I can’t shake off the BBC documentary last week, ‘The Vikings are Coming’ – following a handful of determined, courageous and generally very impressive women on their various journeys to conceive with donor sperm from Denmark.
We followed a 36 year old abandoned by her own mum at 4 years old, a heavily pregnant and endearingly house-proud 43 year old, a wonderful rock-solid female couple and an amazingly resourceful Jemma, at 40, doing her best, on her own, to maximise the tiny chance she had been given to conceive. Her upbeat tenacity would win anyone over. Trying to conceive in any assisted way involves many mini hurdles and many mini bereavements if not cleared. Logistics being one (Danish sperm comes at a cost of course) but, as with Jemma, we see the painful journey for her to create one viable egg (as opposed to another contributor’s bumper crop of 45), which then had to be ‘good enough’ to be fertilised and to create a viable embryo for transfer. And then of course the agonising wait to find out if the embryo has implanted to become a viable pregnancy.

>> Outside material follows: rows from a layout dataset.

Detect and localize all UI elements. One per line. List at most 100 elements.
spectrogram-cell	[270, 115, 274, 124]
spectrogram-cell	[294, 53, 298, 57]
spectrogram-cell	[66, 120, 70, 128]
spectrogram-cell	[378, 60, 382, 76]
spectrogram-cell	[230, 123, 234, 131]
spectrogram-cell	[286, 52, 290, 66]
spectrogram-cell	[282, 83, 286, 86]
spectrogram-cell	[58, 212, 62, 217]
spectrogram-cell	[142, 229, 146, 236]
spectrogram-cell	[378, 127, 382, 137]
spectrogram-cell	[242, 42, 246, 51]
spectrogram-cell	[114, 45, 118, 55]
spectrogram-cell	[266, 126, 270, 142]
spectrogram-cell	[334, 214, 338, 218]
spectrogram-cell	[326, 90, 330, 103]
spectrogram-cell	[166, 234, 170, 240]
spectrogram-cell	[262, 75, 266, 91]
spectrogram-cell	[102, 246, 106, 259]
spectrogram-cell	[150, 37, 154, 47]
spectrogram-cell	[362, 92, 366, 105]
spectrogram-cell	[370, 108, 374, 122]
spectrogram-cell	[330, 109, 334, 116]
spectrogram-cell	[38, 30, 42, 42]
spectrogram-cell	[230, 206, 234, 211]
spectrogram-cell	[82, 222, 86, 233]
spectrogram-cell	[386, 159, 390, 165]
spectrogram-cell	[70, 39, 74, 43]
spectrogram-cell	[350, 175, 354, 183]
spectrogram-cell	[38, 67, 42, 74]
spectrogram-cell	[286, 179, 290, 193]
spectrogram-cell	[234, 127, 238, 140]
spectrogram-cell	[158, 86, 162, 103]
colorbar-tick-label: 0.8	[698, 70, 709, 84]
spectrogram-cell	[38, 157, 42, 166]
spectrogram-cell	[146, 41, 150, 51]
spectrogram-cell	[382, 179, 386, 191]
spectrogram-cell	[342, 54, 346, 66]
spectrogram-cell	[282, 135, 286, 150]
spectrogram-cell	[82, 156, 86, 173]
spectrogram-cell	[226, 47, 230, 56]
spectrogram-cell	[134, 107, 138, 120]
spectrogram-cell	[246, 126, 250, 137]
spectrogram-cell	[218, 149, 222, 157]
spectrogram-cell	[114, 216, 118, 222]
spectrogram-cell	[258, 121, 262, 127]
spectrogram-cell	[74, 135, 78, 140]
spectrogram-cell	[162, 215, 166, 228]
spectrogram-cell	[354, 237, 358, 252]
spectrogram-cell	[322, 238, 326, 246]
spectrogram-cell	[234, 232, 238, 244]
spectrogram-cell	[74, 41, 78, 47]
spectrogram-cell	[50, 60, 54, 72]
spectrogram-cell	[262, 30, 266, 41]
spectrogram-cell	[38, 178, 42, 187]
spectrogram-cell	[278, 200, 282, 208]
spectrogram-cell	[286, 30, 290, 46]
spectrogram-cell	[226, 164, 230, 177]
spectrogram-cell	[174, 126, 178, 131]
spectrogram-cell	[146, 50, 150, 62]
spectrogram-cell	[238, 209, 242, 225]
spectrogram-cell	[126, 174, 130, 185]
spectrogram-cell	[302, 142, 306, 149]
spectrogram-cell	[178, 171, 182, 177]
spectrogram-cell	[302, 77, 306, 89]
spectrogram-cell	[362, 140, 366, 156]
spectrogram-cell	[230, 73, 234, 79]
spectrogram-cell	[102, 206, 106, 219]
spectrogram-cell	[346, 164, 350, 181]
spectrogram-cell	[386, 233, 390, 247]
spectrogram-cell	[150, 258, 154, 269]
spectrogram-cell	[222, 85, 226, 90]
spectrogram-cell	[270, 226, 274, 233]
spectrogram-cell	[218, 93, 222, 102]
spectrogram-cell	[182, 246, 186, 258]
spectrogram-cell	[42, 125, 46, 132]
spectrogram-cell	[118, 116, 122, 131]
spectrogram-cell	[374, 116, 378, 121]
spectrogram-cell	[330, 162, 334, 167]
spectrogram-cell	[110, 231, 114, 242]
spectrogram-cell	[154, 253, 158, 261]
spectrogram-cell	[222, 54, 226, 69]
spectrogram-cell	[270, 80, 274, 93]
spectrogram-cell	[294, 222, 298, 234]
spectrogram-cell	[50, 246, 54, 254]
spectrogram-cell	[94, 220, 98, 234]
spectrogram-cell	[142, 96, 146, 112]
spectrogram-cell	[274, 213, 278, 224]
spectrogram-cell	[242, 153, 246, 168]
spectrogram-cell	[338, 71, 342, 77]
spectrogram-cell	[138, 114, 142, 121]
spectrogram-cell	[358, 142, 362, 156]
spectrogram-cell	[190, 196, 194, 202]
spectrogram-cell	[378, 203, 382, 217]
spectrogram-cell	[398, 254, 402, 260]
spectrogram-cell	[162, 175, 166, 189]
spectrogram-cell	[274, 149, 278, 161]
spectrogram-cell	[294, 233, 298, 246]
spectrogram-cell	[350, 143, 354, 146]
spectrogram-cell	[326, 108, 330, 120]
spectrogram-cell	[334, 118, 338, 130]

Trying to conceive for the most is easy. But for a hugely significant minority – of hundreds of thousands of people – the journey can become unfairly long, expensive, exhausting and even life-changing. The balance of hope with hopelessness, positivity and negativity can absorb all focus. And when it doesn’t happen, as with Jemma, the loss of a dream may feel like the loss of a real baby. A real imagined baby, but a baby nonetheless.